Als erstes deutsches Gericht beschäftigt sich das Oberlandesgericht (OLG) Stuttgart mit einer Musterfeststellungsklage und nimmt von Freitag an die Autokreditverträge der Mercedes-Benz-Bank unter die Lupe.
Der Klage der Schutzgemeinschaft für Bankkunden haben sich laut dem Bundesamt für Justiz rund 680 Fahrzeugbesitzer angeschlossen. Sie wollen erreichen, dass die Widerrufsregeln in den Verträgen der Bank für unzulässig erklärt werden und damit auch die Fristen hinfällig sind.

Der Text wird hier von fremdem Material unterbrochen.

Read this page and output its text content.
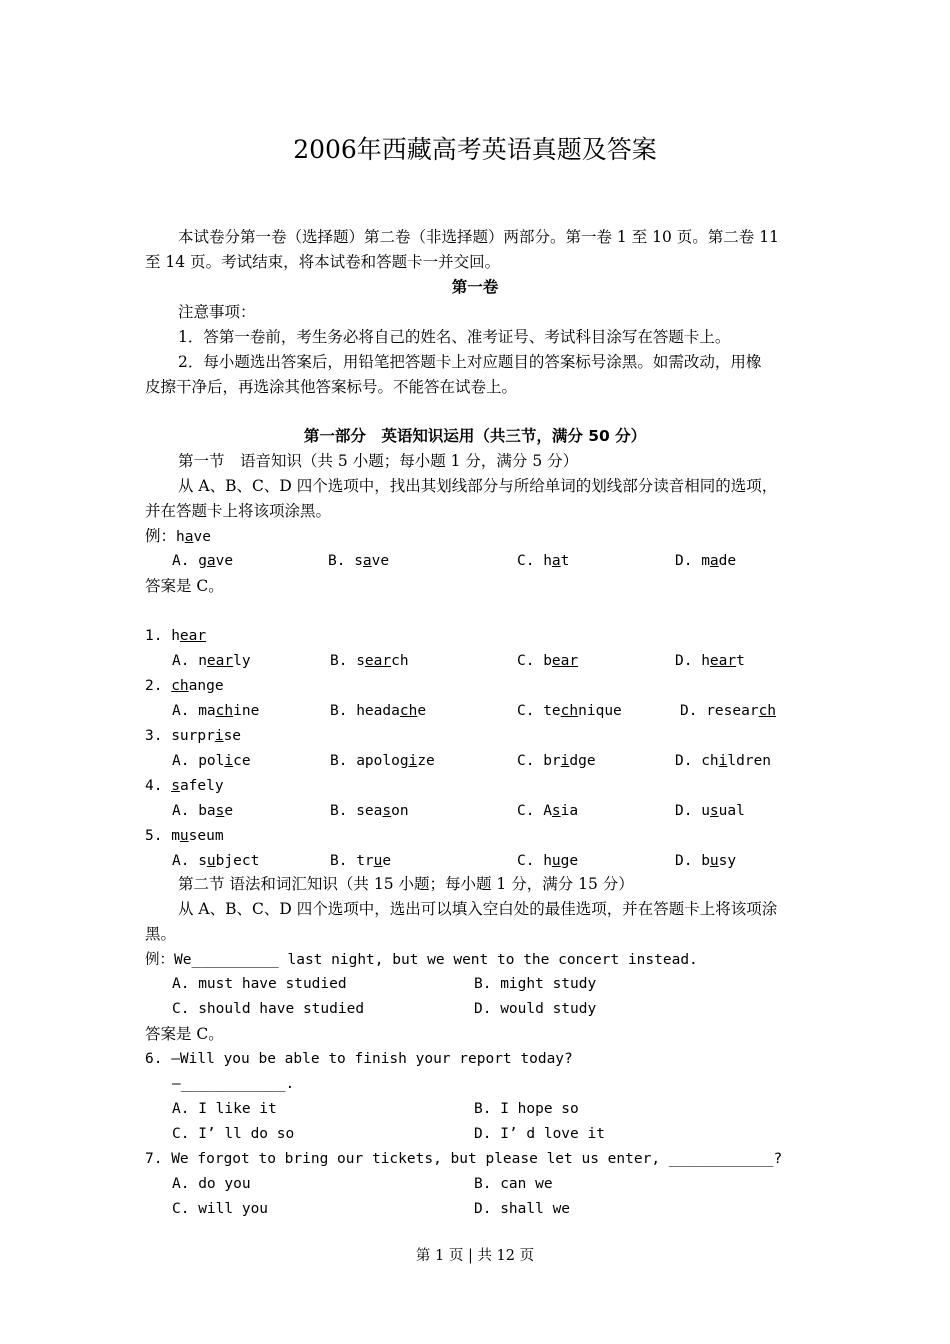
2006年西藏高考英语真题及答案
本试卷分第一卷（选择题）第二卷（非选择题）两部分。第一卷 1 至 10 页。第二卷 11
至 14 页。考试结束，将本试卷和答题卡一并交回。
第一卷
注意事项：
1．答第一卷前，考生务必将自己的姓名、准考证号、考试科目涂写在答题卡上。
2．每小题选出答案后，用铅笔把答题卡上对应题目的答案标号涂黑。如需改动，用橡
皮擦干净后，再选涂其他答案标号。不能答在试卷上。
第一部分　英语知识运用（共三节，满分 50 分）
第一节　语音知识（共 5 小题；每小题 1 分，满分 5 分）
从 A、B、C、D 四个选项中，找出其划线部分与所给单词的划线部分读音相同的选项，
并在答题卡上将该项涂黑。
例：have
A. gave	B. save	C. hat	D. made
答案是 C。
1. hear
A. nearly	B. search	C. bear	D. heart
2. change
A. machine	B. headаche	C. technique	D. research
3. surprise
A. police	B. apologize	C. bridge	D. children
4. safely
A. base	B. season	C. Asia	D. usual
5. museum
A. subject	B. true	C. huge	D. busy
第二节 语法和词汇知识（共 15 小题；每小题 1 分，满分 15 分）
从 A、B、C、D 四个选项中，选出可以填入空白处的最佳选项，并在答题卡上将该项涂
黑。
例：We__________ last night, but we went to the concert instead.
A. must have studied	B. might study
C. should have studied	D. would study
答案是 C。
6. —Will you be able to finish your report today?
—____________.
A. I like it	B. I hope so
C. I’ ll do so	D. I’ d love it
7. We forgot to bring our tickets, but please let us enter, ____________?
A. do you	B. can we
C. will you	D. shall we
第 1 页 | 共 12 页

Dann, so hoffen sie, könnten sie das Geschäft auch nach Jahren noch rückgängig machen und ihre Autos einfach zurückgeben – nicht nur, aber insbesondere inzwischen ungeliebte Diesel. Anwälte sprechen deshalb auch von einem „Widerrufs-Joker“.
Eine Musterfeststellungsklage einzureichen, ist erst seit dem vergangenen November möglich. Verbraucherschützer können damit stellvertretend für viele Betroffene gegen Unternehmen klagen. Die Verbraucher selbst tragen dabei kein finanzielles Risiko.
Aus Sicht der klagenden Schutzgemeinschaft sind diverse Angaben und Regeln in den seit Mitte 2014 geschlossenen Kreditverträgen unklar oder widersprüchlich und damit unzulässig (Az. 6 MK 1/18). Viele Bankkunden haben deshalb auch schon auf eigene Faust geklagt. Die Mercedes-Benz-Bank hält die Musterklage – wie auch alle anderen – für unbegründet. Sie hat angekündigt, sich entschieden dagegen zur Wehr zu setzen.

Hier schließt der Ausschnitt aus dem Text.